Food industry negotiations ended in 1997 before they effectively started, with Loveall announcing an early closed-door settlement with Safeway and Lucky stores.

Wage and benefit improvements in 1997 were negotiated, but many viewed them as being paid for out of our pension fund, with the employers given a multi-year pension fund holiday.

Deferred contributions were split between the company and the workers; the companies got 85 percent and the employees 15 percent.

The long pension fund holiday has left our pension in a seriously underfunded state—with the employers certain to take the line that benefits must be reduced to stave off higher contributions.

Loveall allowed the employers to burn off a huge reserve in our health and welfare fund, which has decimated our ability to cushion the effect of rising health costs. While ignoring the collective power of 35,000 Bay Area members, he takes credit for negotiating many things we have had for years.

In 2001’s contract negotiations Loveall again negotiated and settled before the Bay Area locals.

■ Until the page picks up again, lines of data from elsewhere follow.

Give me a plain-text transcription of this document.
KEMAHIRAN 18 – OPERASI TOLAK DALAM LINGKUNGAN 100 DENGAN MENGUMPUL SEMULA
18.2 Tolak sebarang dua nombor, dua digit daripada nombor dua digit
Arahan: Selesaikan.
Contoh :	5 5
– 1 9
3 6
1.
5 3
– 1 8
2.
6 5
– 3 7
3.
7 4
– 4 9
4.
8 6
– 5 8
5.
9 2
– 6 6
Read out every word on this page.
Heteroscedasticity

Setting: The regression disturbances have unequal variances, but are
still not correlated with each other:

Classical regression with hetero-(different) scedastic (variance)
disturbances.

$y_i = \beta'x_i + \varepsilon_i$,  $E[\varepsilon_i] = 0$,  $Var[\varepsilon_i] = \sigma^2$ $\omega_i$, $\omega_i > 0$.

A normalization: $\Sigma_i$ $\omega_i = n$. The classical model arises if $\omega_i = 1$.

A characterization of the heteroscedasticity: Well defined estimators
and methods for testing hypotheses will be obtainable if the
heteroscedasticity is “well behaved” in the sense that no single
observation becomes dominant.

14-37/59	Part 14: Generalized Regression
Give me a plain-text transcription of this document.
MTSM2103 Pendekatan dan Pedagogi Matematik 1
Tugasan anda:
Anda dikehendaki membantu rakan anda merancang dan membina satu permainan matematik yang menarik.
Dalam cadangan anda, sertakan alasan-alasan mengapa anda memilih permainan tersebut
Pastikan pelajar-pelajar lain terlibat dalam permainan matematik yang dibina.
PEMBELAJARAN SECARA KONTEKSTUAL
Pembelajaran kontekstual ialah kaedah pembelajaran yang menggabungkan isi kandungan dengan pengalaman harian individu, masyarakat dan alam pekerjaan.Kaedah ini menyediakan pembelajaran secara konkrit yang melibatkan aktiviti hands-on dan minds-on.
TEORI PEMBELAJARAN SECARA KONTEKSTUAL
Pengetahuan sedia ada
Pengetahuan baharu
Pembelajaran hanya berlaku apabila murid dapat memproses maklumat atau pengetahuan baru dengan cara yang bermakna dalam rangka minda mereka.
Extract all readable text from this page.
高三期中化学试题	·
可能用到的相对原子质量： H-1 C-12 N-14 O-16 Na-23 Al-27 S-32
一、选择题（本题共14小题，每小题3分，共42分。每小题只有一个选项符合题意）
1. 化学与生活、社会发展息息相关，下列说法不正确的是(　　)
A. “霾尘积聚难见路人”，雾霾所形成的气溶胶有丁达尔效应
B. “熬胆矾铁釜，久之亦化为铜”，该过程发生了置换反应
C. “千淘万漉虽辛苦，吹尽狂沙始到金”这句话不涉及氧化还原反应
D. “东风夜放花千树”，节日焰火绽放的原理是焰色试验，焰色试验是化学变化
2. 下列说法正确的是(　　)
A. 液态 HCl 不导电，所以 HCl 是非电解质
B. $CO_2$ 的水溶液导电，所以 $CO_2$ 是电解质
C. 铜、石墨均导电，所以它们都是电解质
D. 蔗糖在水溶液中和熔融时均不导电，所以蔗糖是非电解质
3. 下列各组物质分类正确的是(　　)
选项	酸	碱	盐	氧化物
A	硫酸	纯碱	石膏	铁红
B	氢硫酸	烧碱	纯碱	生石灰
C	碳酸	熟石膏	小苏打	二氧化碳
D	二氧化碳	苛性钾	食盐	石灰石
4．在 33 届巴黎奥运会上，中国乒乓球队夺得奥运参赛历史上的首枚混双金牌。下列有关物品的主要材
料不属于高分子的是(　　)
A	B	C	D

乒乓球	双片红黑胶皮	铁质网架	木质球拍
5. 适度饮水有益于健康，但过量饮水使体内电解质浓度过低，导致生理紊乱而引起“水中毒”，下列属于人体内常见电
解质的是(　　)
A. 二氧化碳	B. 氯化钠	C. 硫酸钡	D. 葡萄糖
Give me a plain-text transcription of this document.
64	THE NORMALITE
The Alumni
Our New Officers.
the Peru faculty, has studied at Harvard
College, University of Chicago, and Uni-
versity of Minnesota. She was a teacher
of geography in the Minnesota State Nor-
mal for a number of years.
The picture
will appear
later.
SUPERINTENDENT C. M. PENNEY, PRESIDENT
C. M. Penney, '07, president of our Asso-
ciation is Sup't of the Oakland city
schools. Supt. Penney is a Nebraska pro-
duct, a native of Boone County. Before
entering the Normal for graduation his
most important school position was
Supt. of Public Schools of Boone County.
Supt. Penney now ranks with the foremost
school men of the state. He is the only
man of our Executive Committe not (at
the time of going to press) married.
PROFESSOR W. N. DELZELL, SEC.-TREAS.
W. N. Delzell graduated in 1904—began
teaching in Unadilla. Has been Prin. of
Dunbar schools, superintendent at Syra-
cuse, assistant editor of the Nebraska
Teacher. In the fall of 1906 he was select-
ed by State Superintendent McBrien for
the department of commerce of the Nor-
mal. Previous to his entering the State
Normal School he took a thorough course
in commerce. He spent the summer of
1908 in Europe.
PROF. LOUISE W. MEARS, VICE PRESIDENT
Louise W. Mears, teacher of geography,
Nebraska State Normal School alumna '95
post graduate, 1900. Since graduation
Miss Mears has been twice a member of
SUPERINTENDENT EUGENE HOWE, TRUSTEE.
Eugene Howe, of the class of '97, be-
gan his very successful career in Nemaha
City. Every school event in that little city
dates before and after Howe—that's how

The Bay Area Coalition said, “The contract settlement reached by Local 588 does not in any way determine the outcome of pending Northern California supermarket negotiations. It does not address the economic and other needs of our 35,000 members, and fails to address the priorities they have set.”

The Bay locals hung together and negotiated together, looking for improvements in wages, when the events of September 11 came along and upset the balance. The BAC was only able to muster a 61 percent strike vote, with many members cowed by the national mood. Despite that, the BAC was able to win 22 significant improvements in contract language.


As things stand today, all bets are off. Some leaders in the BAC speculate that Loveall has already negotiated his contract with the employer and stands ready to pull the rug out from under the Bay Area locals again.

Again, our power seems ready to be squandered at the hands of union officials are far removed from their members. Again, a chance at building a powerful national contract may be lost—unless members and locals can build an effective and strong campaign.

Vincent Bourbourg is a 20-year rank-and-file member of the UFCW and has been active in retail politics for 15 years.